The Effects of Intensive Insulin on Somatic and Visceral Protein Turnover in Acute Kidney Injury (AKI)

Status:
Withdrawn
Trial end date:
2008-11-01
Target enrollment:
0
Participant gender:
All
Summary
We propose to determine the acute metabolic effects of intensive insulin therapy when administered to AKI patients with a particular focus on its effects on protein metabolism. We hypothesize that the degree of insulin resistance correlates with protein catabolism in critically ill patients with AKI, and that intensive insulin therapy will result in substantial reductions in both whole-body and skeletal muscle protein breakdown thereby improving overall protein balance. We also hypothesize that this therapy will have favorable effects on the inflammatory and oxidative stress profile of patients with AKI. The metabolic response to these interventions will be assessed through stable isotope infusion techniques, allowing for the most precise assessment of protein and energy homeostasis.
Phase:
Phase 2
Accepts Healthy Volunteers?
No
Details
Lead Sponsor:
Vanderbilt University
Vanderbilt University Medical Center
Treatments:
Insulin
Insulin, Globin Zinc
Criteria
Inclusion Criteria:

- Adults ≥ 18 years of age admitted to the intensive care unit

- New onset acute kidney injury (AKI) or AKI superimposed on chronic kidney disease. AKI
will be defined as:

- an abrupt (within 48 hours) sustained increase (>24 hours) in serum creatinine of
2X baseline or

- a reduction in urine output (documented oliguria of < 0.5 ml/kg/hr for >12 hours)

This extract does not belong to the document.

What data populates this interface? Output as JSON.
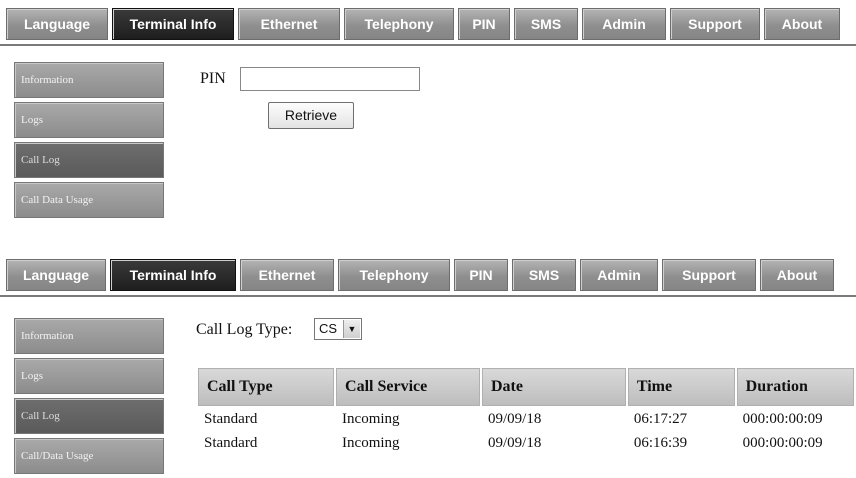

- Patients will be recruited for the study within 3-5 days following establishment of
AKI

Exclusion Criteria:

- Institutionalized patient

- Unable to obtain consent from subject or legally recognized representative

- Pregnancy

- Patients receiving insulin within 12 hours of the study or patients with known
diabetes mellitus.

- Patients receiving immunosuppressive medication including steroids (prednisone or
equivalent dose ≥ 5 mg PO QD)

- AKI from urinary tract obstruction or a volume responsive pre-renal state.

- Liver Failure, defined as transaminase levels 3 times above the limit of normal or a
total Bilirubin greater than 4 mg/dl.

- Evidence of active bleeding, defined as admission for bleeding (ex. GI bleed, ruptured
aneurysm, trauma-related) coupled with an explained or unexplained decrease in
hemoglobin of >2 points in the past 24 hours, or Hgb<8/Hct<24

- Ongoing myocardial ischemia or heart failure

- Life expectancy < 48 hours

- Patients without existing central venous access

- Hemodynamically unstable patients requiring active pressor titration, defined as an
increase in current pressor dose by >20% or addition of a new pressor within 12 hours
of initiating the study.

- History of Phenylketonuria (PKU) or other documented inborn errors of metabolism

- Hypokalemia, defined as a serum potassium of <3.0 mg/dl.

- Uncontrolled seizure disorder, defined as having seizure as a reason for admission,
ongoing delirium tremens, or having had a seizure within 1 month of the study.